Background. Venous thromboembolism (VTE) is a frequent surgical complication. The type of surgery and baseline patient VTE risk factors are important in defining postoperative VTE risk. The 2004 American College of Chest Physicians (ACCP) recommends implementation of pharmacologic thromboprophylaxis according to surgery type and VTE risk factors. We conducted a retrospective cohort study of surgical patients to determine adherence to the 2004 ACCP surgical thromboprophylaxis recommendations and to assess for predictors of non-adherence.
Methods. Using data from the administrative healthcare database CIRESSS (Centre Informatisé de Recherche Évaluative en Services en Soins de Santé), in patients admitted for surgery between January 1st and December 31st 2006 at the Centre Hospitalier Universitaire de Sherbrooke (CHUS), a tertiary care center in Sherbrooke, Quebec, Canada, we retrospectively assembled a cohort of all consecutively admitted surgical patients who met ACCP criteria for pharmacologic thromboprophylaxis. We assessed the proportion of patients who received in the 24 hours pre- and post-surgery a prescription for thromboprophylaxis. We used conditional logistic regression to determine clinical characteristics associated with an absent prescription. The incidence of objectively-defined symptomatic postoperative VTE was assessed at three months.
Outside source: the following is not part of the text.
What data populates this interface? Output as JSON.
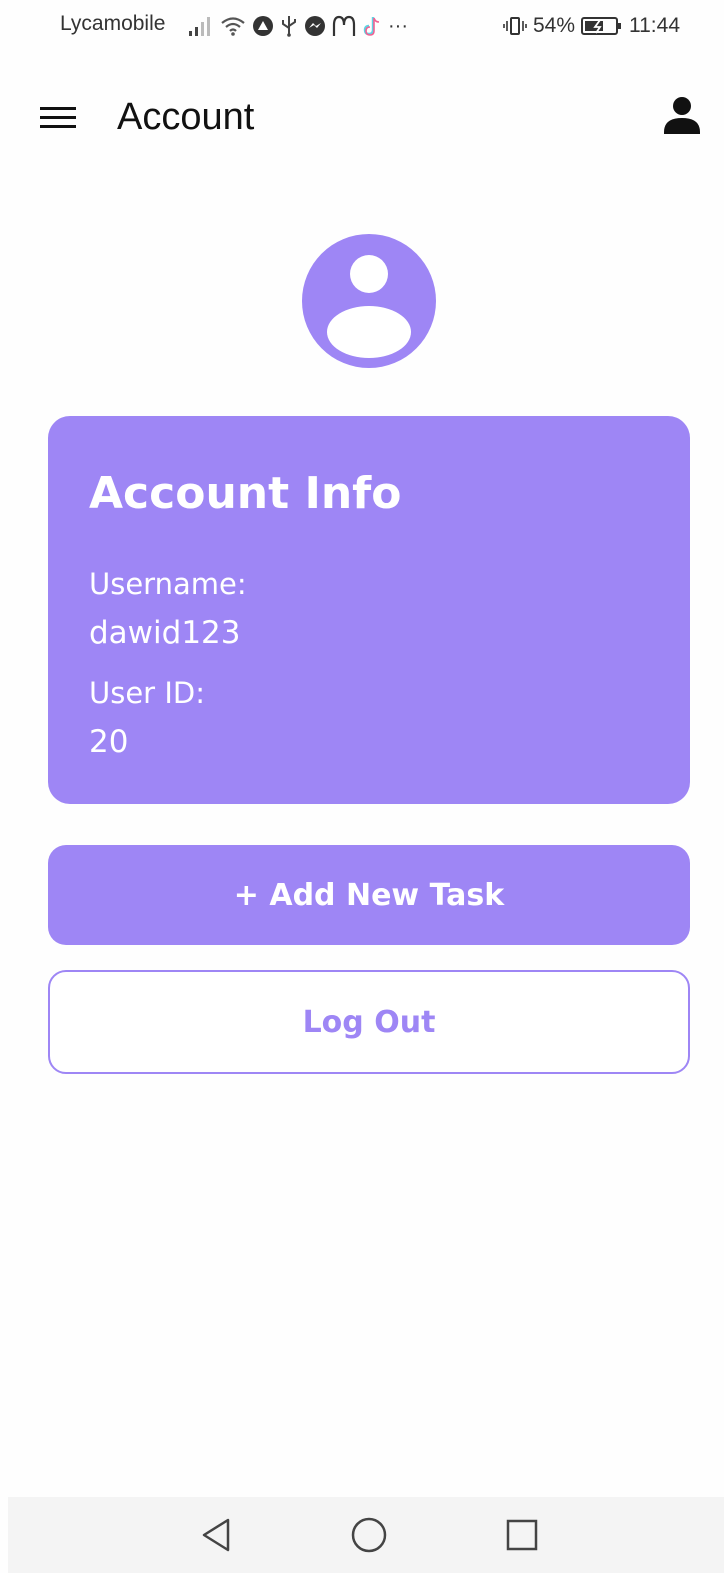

Results. Of 2286 surgical admissions that met ACCP recommendations for pharmacologic thromboprophylaxis, 1852 (81%) received thromboprophylaxis and 434 (19%) did not. Male sex (odds ratio (OR): 1.9, 95% confidence interval (CI) (1.4–2.4)), age <40 years (OR: 1.8, 95% CI (1.2–2.9)), absent varicose veins (OR: 3.2, 95% CI (1.1–10.0)), pregnancy within 3 months of surgery (OR: 8.5, 95% CI (3.5–20.8)), a moderate risk for post-operative VTE as per ACCP criteria (OR: 4.4, 95% CI (2.9–6.52)), non-major surgery (OR: 4.5, 95% CI (2.3–8.8)), short-duration hospitalization (2–3 days vs. 13 days or more) (OR: 15.3, 95% CI (9.6–24.4)), absence of active cancer (OR: 1.6, 95% CI (1.2–2.1)), absence of heart failure (OR: 1.8, 95% CI (1.1–2.8)), and non-orthopaedic surgery (OR: 28.2, 95% CI (15.9–49.9)) were associated with lack of pharmacologic thromboprophylaxis. At three months following surgery, 16 patients (0.7%) developed VTE, and the adjusted relative risk of VTE in patients without thromboprophylaxis was 2.1 (95% CI:0.5–7.9).
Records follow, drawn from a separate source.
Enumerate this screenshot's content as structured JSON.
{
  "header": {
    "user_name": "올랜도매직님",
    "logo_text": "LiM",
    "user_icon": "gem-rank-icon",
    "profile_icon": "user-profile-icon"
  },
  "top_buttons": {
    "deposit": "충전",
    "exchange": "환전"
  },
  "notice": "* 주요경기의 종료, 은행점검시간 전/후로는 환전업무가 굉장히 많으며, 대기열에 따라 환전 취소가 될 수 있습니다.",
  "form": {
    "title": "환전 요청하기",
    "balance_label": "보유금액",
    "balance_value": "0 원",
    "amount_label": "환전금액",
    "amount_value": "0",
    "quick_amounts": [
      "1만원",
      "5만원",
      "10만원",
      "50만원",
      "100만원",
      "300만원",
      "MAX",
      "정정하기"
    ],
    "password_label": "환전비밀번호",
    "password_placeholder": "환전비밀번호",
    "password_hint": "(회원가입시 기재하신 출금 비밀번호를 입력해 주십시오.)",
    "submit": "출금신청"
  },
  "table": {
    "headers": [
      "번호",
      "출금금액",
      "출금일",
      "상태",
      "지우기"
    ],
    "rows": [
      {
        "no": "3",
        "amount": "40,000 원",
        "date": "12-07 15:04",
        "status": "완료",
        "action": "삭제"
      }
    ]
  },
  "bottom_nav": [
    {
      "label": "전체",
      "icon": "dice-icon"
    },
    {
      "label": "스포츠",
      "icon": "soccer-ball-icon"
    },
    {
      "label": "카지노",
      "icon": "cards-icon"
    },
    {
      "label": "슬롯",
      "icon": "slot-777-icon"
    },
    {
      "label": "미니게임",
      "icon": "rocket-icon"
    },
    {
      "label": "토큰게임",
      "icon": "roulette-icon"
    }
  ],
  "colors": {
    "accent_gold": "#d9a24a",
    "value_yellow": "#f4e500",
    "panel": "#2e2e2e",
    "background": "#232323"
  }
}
Conclusions. Though surgical thromboprophylaxis was observed in 81% of surgical patients, 19% of patients who met criteria for ACCP thromboprophylaxis did not receive prophylaxis. Targeted recommendations in particular toward pregnant women undergoing non-obstetrical surgery, patients with short duration hospitalization, and patients undergoing non-orthopaedic surgery may ameliorate thromboprophylaxis compliance rates, which in turn may impact on post-operative VTE risk.
Disclosures: No relevant conflicts of interest to declare.